Not all of the dates are populated sometimes some of them are null, so the MIN(exp1,exp2) nested into another MIN(exp1,exp2) give the value as null. However, the nulls should be ignored and an actual date for the earliest date should be populated.
Its very difficult to answer with a text description alone. Can you post a packaged workbook example and provide some mockups of what you'd like to have as an end result? You can mock up an example using the Superstore Sales data that ships with Tableau, and post screenshots to communicate what you would like to do with the data. Alternatively, you can randomize a subset of your actual records in Excel (or your preferred data source), and use that as the basis for your sample packaged workbook for the Forums.
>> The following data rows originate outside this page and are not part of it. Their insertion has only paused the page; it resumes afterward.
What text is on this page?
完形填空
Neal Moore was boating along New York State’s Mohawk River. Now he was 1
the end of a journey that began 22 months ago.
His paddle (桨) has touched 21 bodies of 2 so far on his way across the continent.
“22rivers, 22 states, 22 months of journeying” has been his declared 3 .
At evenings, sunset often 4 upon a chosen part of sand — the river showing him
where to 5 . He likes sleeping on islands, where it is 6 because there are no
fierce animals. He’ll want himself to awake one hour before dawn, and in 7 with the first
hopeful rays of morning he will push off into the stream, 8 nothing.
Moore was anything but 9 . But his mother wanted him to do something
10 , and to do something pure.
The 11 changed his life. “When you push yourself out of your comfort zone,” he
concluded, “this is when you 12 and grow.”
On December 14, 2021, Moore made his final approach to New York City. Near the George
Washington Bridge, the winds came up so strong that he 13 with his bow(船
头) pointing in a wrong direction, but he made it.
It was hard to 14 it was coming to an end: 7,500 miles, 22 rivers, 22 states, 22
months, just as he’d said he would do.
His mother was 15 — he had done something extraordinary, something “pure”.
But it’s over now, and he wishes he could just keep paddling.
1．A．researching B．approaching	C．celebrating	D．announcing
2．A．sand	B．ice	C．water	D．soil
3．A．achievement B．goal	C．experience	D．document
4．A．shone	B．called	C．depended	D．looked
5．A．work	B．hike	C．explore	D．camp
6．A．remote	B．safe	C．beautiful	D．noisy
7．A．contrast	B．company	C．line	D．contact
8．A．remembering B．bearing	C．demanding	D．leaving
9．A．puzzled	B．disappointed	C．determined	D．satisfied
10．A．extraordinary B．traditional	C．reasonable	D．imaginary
I think I know what you're after, but without an example and visuals its very difficult to know, and I'd just be guessing if I started replying with things to try. Its much easier to help with an example, and a clear description of what you're trying to accomplish (visual mockups of the expected result are very helpful).
It wounds like you will need to use some sort of Table Calculation like WINDOW_MIN to evaluate the minimum across several dimensions. But its very difficult to explain how you might do this without having an example to interact with and use as the basis for our demonstration.
I was able to actually nest this calculation a few times:
IF NOT ISNULL([Hard Close Date])
AND NOT ISNULL([MIN 3])
THEN MIN([MIN 3],[Hard Close Date])
ELSE IFNULL([Hard Close Date],[MIN 3])
to get what I needed, although there must be an easier, more efficient way to do this.
For each of the two dates used I named them MIN 1, MIN 2, MIN 3, and then solved date to find the final earliest date of them all.
I was having issues as well due to some of them being null, so the result when finding the MIN with two expressions would yield null.